Çok sevdiğim bu abim Asım Gültekin geçtiğimiz günlerde vefat etti. Haberi ilk duyduğumda, bu sefer kim şaka yapıyor, diye düşündüm açıkçası; ama maalesef bu kez gerçekten vefat etmişti.
Son yıllarda etimoloji alanında çalışmalar yapıyordu. “Birden Bine Türkçede Sayıların Kökeni Üzerine Denemeler” isimli kitabını birkaç kez okumuşluğum var. Salgından dolayı, yaptığı etimoloji derslerini ve Muhammediye okumalarını -ki bu okumaların her yerde yapılması için çok çaba harcamıştı- YouTube üzerinden yapıyordu.
Son tweeti
Her daim beyaz haberler verirdi. Örnek bir Müslümandı. Dergilere önem verirdi, yıllarca Sirkeci Garı’nda yapılan Dergi Günlerini düzenlerdi. Twitter hesabındaki son tweet 18 Temmuz tarihli ve ibret alınası şu sözleri yazmış: “Kusuru kendimizde aramalıyız. Kimseye kolay kolay kızmamalıyız
İmtihan. İmtihan dünyası. Mihnet tabiatında var. Rabbimin sevdiği ne güzel kulları var şu dünyada.
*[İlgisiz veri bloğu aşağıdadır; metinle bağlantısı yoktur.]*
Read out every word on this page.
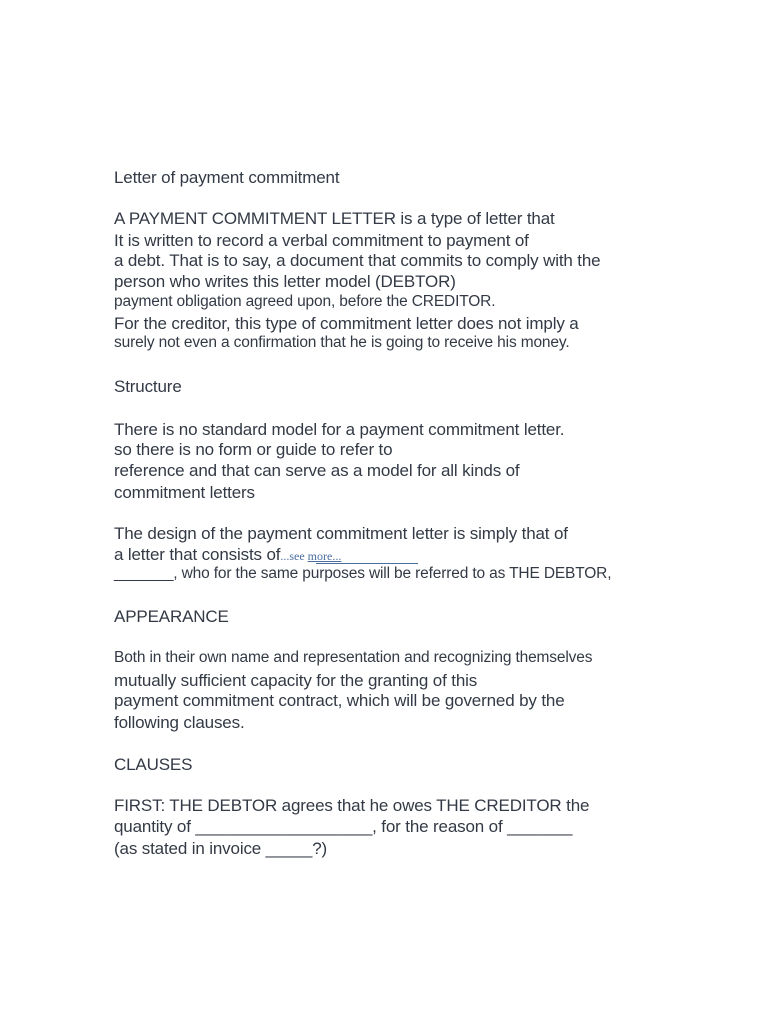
Letter of payment commitment
A PAYMENT COMMITMENT LETTER is a type of letter that
It is written to record a verbal commitment to payment of
a debt. That is to say, a document that commits to comply with the
person who writes this letter model (DEBTOR)
payment obligation agreed upon, before the CREDITOR.
For the creditor, this type of commitment letter does not imply a
surely not even a confirmation that he is going to receive his money.
Structure
There is no standard model for a payment commitment letter.
so there is no form or guide to refer to
reference and that can serve as a model for all kinds of
commitment letters
The design of the payment commitment letter is simply that of
a letter that consists of...see more...
_______, who for the same purposes will be referred to as THE DEBTOR,
APPEARANCE
Both in their own name and representation and recognizing themselves
mutually sufficient capacity for the granting of this
payment commitment contract, which will be governed by the
following clauses.
CLAUSES
FIRST: THE DEBTOR agrees that he owes THE CREDITOR the
quantity of ___________________, for the reason of _______
(as stated in invoice _____?)
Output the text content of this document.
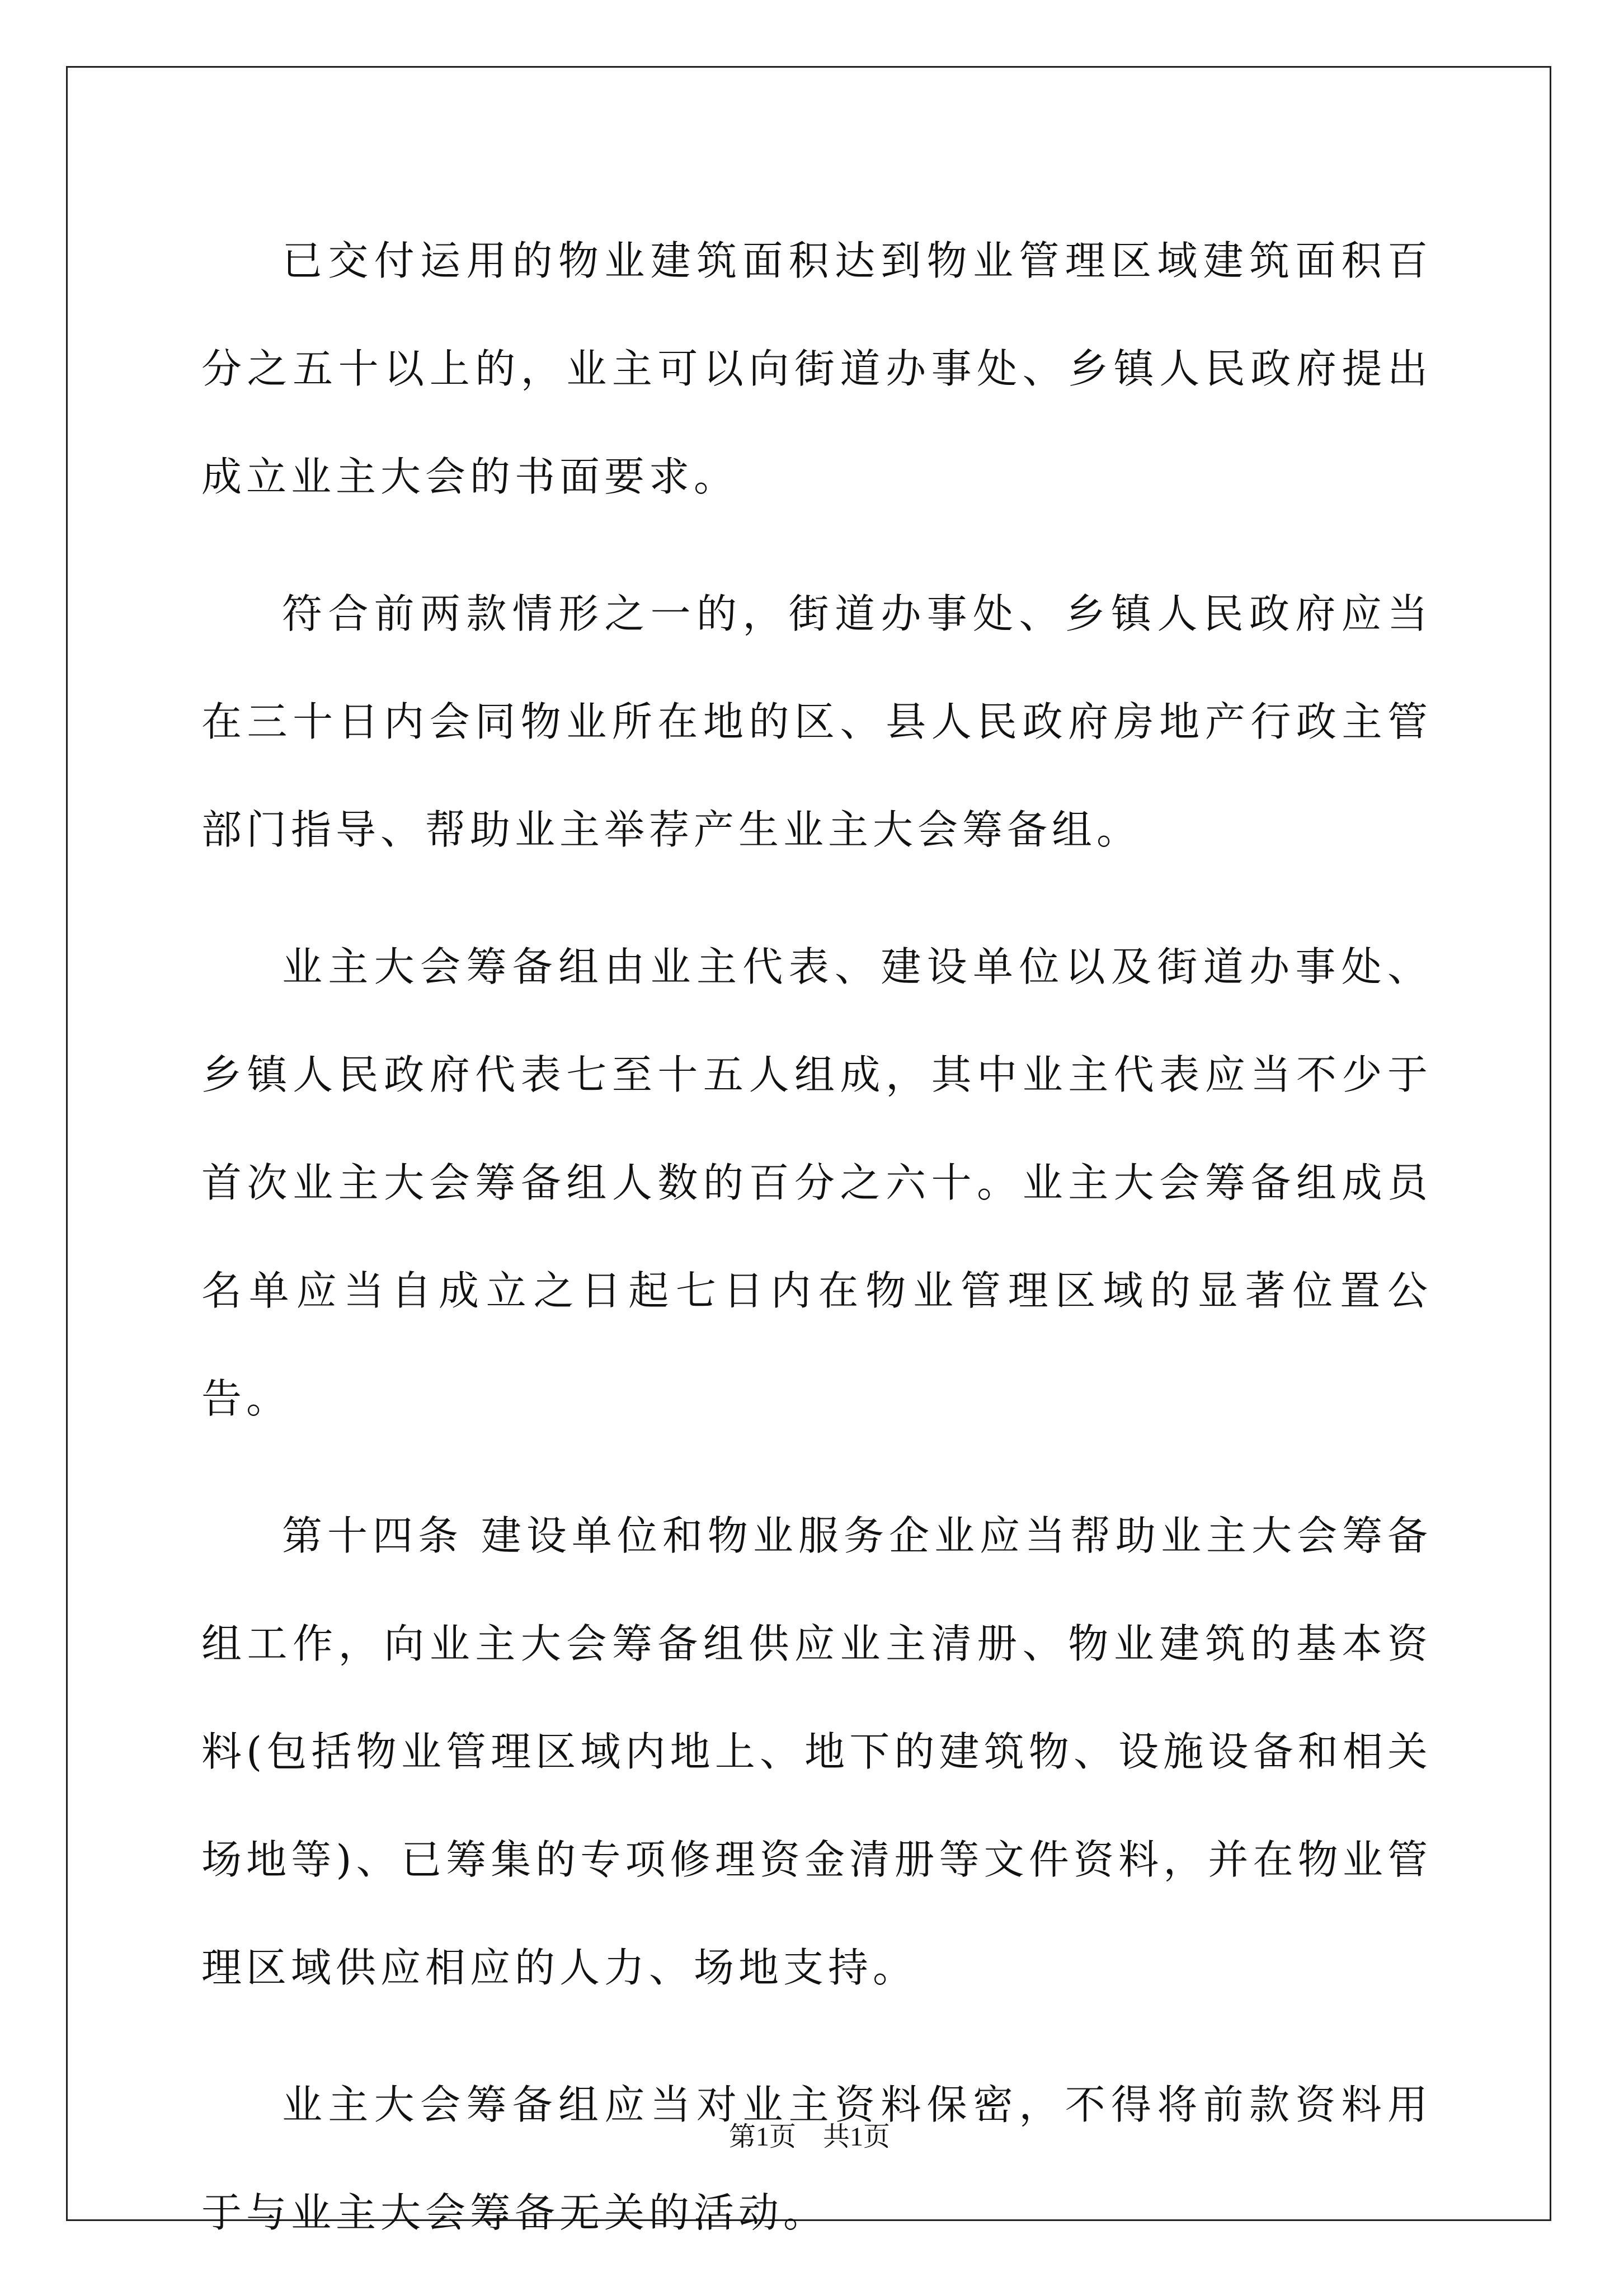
已交付运用的物业建筑面积达到物业管理区域建筑面积百分之五十以上的，业主可以向街道办事处、乡镇人民政府提出成立业主大会的书面要求。

符合前两款情形之一的，街道办事处、乡镇人民政府应当在三十日内会同物业所在地的区、县人民政府房地产行政主管部门指导、帮助业主举荐产生业主大会筹备组。

业主大会筹备组由业主代表、建设单位以及街道办事处、乡镇人民政府代表七至十五人组成，其中业主代表应当不少于首次业主大会筹备组人数的百分之六十。业主大会筹备组成员名单应当自成立之日起七日内在物业管理区域的显著位置公告。

第十四条 建设单位和物业服务企业应当帮助业主大会筹备组工作，向业主大会筹备组供应业主清册、物业建筑的基本资料(包括物业管理区域内地上、地下的建筑物、设施设备和相关场地等)、已筹集的专项修理资金清册等文件资料，并在物业管理区域供应相应的人力、场地支持。

业主大会筹备组应当对业主资料保密，不得将前款资料用于与业主大会筹备无关的活动。

第1页　共1页
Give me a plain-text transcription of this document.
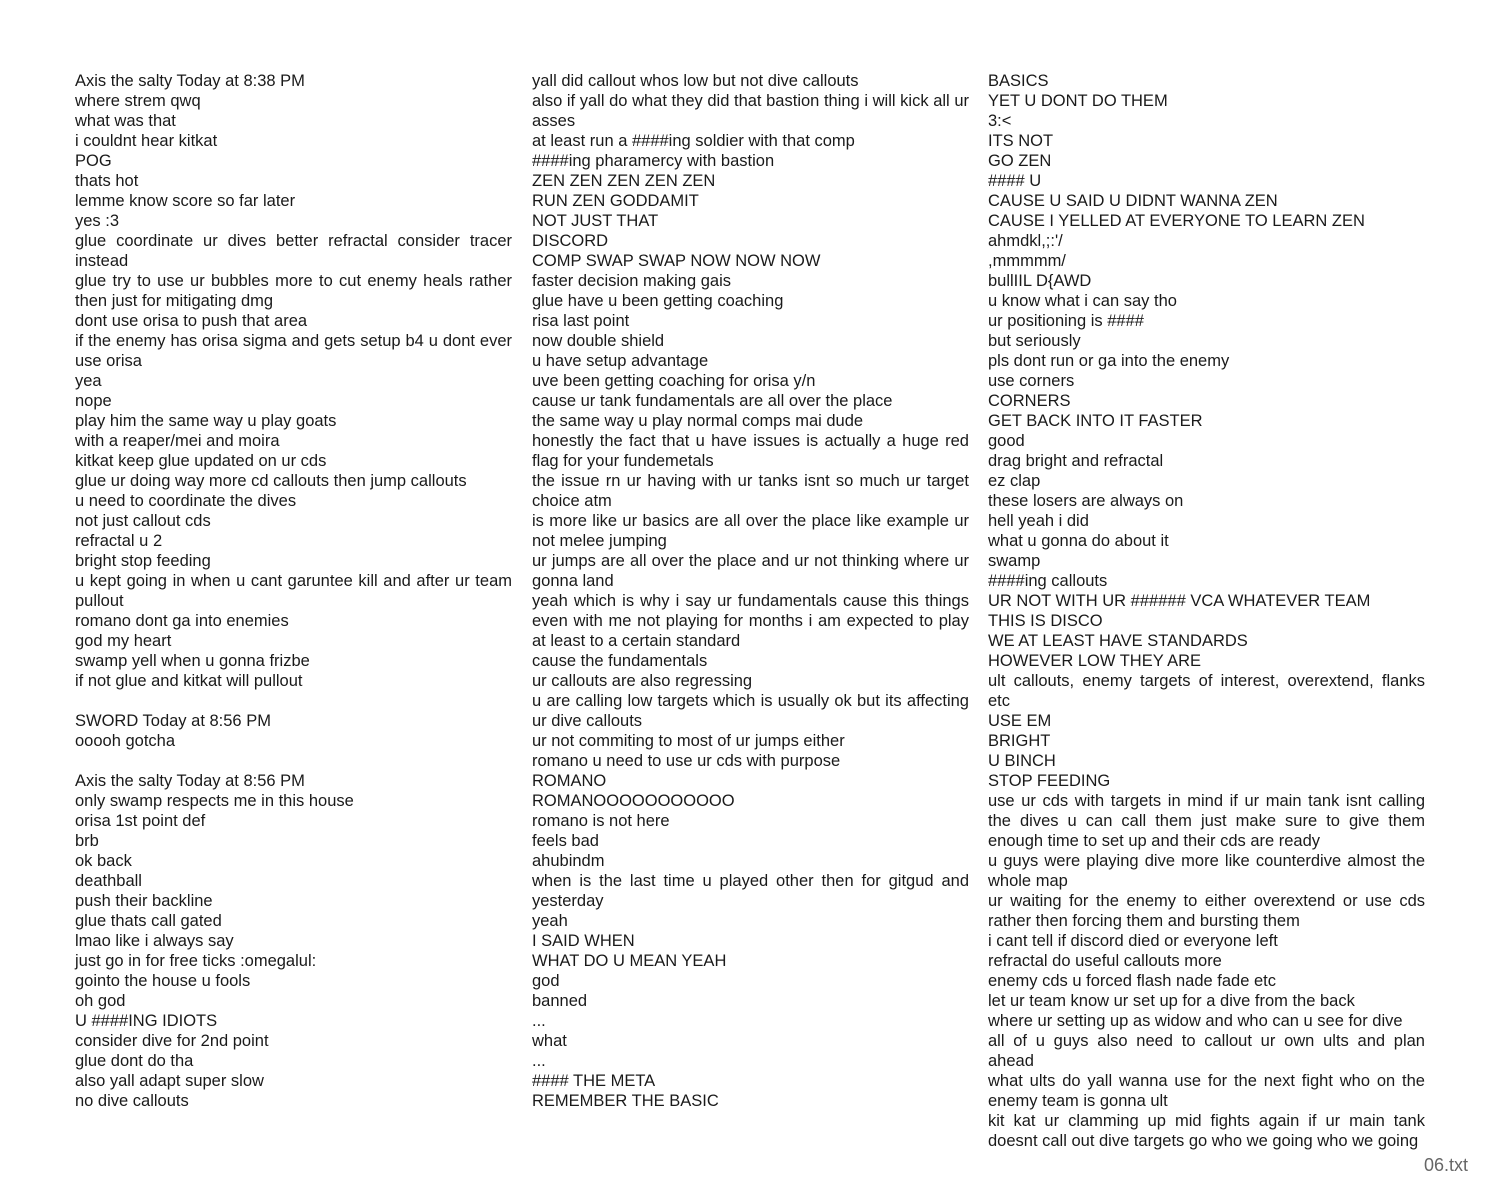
Axis the salty Today at 8:38 PM

where strem qwq

what was that

i couldnt hear kitkat

POG

thats hot

lemme know score so far later

yes :3

glue coordinate ur dives better refractal consider tracer instead

glue try to use ur bubbles more to cut enemy heals rather then just for mitigating dmg

dont use orisa to push that area

if the enemy has orisa sigma and gets setup b4 u dont ever use orisa

yea

nope

play him the same way u play goats

with a reaper/mei and moira

kitkat keep glue updated on ur cds

glue ur doing way more cd callouts then jump callouts

u need to coordinate the dives

not just callout cds

refractal u 2

bright stop feeding

u kept going in when u cant garuntee kill and after ur team pullout

romano dont ga into enemies

god my heart

swamp yell when u gonna frizbe

if not glue and kitkat will pullout

SWORD Today at 8:56 PM

ooooh gotcha

Axis the salty Today at 8:56 PM

only swamp respects me in this house

orisa 1st point def

brb

ok back

deathball

push their backline

glue thats call gated

lmao like i always say

just go in for free ticks :omegalul:

gointo the house u fools

oh god

U ####ING IDIOTS

consider dive for 2nd point

glue dont do tha

also yall adapt super slow

no dive callouts

yall did callout whos low but not dive callouts

also if yall do what they did that bastion thing i will kick all ur asses

at least run a ####ing soldier with that comp

####ing pharamercy with bastion

ZEN ZEN ZEN ZEN ZEN

RUN ZEN GODDAMIT

NOT JUST THAT

DISCORD

COMP SWAP SWAP NOW NOW NOW

faster decision making gais

glue have u been getting coaching

risa last point

now double shield

u have setup advantage

uve been getting coaching for orisa y/n

cause ur tank fundamentals are all over the place

the same way u play normal comps mai dude

honestly the fact that u have issues is actually a huge red flag for your fundemetals

the issue rn ur having with ur tanks isnt so much ur target choice atm

is more like ur basics are all over the place like example ur not melee jumping

ur jumps are all over the place and ur not thinking where ur gonna land

yeah which is why i say ur fundamentals cause this things even with me not playing for months i am expected to play at least to a certain standard

cause the fundamentals

ur callouts are also regressing

u are calling low targets which is usually ok but its affecting ur dive callouts

ur not commiting to most of ur jumps either

romano u need to use ur cds with purpose

ROMANO

ROMANOOOOOOOOOOO

romano is not here

feels bad

ahubindm

when is the last time u played other then for gitgud and yesterday

yeah

I SAID WHEN

WHAT DO U MEAN YEAH

god

banned

...

what

...

#### THE META

REMEMBER THE BASIC

BASICS

YET U DONT DO THEM

3:<

ITS NOT

GO ZEN

#### U

CAUSE U SAID U DIDNT WANNA ZEN

CAUSE I YELLED AT EVERYONE TO LEARN ZEN

ahmdkl,;:'/

,mmmmm/

bullIIL D{AWD

u know what i can say tho

ur positioning is ####

but seriously

pls dont run or ga into the enemy

use corners

CORNERS

GET BACK INTO IT FASTER

good

drag bright and refractal

ez clap

these losers are always on

hell yeah i did

what u gonna do about it

swamp

####ing callouts

UR NOT WITH UR ###### VCA WHATEVER TEAM

THIS IS DISCO

WE AT LEAST HAVE STANDARDS

HOWEVER LOW THEY ARE

ult callouts, enemy targets of interest, overextend, flanks etc

USE EM

BRIGHT

U BINCH

STOP FEEDING

use ur cds with targets in mind if ur main tank isnt calling the dives u can call them just make sure to give them enough time to set up and their cds are ready

u guys were playing dive more like counterdive almost the whole map

ur waiting for the enemy to either overextend or use cds rather then forcing them and bursting them

i cant tell if discord died or everyone left

refractal do useful callouts more

enemy cds u forced flash nade fade etc

let ur team know ur set up for a dive from the back

where ur setting up as widow and who can u see for dive

all of u guys also need to callout ur own ults and plan ahead

what ults do yall wanna use for the next fight who on the enemy team is gonna ult

kit kat ur clamming up mid fights again if ur main tank doesnt call out dive targets go who we going who we going

06.txt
Onlar yanlışa düştüğümüzde ne de güzel tutarlar elimizden. Dünya onlarla güzel. Secde ile güzel. Zikirle güzel. Hay hak hu!”
Abartısız binlerce kişinin Asım Gültekin’le alakalı anlatacak en az bir anısı vardır. Vefatından sonra sosyal medyada kendisiyle alakalı yazılanları okuyunca bunu bir kez daha anladım. Hem eylem adamlığı hem fikir adamlığı hem de gönül adamlığının bir arada bulunduğu nadide örneklerden biriydi. Yerinin doldurulması imkânsız. Umutsuzluğa hiç kapılmadan -çünkü Müslümana umutsuzluk yakışmaz- her daim hareket halinde, sürekli eylem insanıydı. Belki onlarca kitap yazabilecekken vaktinin büyük çoğunluğunu, sadece öğretmen olduğu için değil, gençlere ayırdı.
Hayatımda Asım Gültekin olmasaydı, onu hiç tanımamış olsaydım, onun tanıştırdığı, yüz yüze veya fikren, kişiler olmasaydı hiç şüphesiz şimdiki ben olamazdım. Üzerimde çok büyük emeği olan ağabey bildiğim birisini kaybetmenin derin üzüntüsünü taşıyorum.
İyi bilirdim, mekânın cennet olsun ağabey.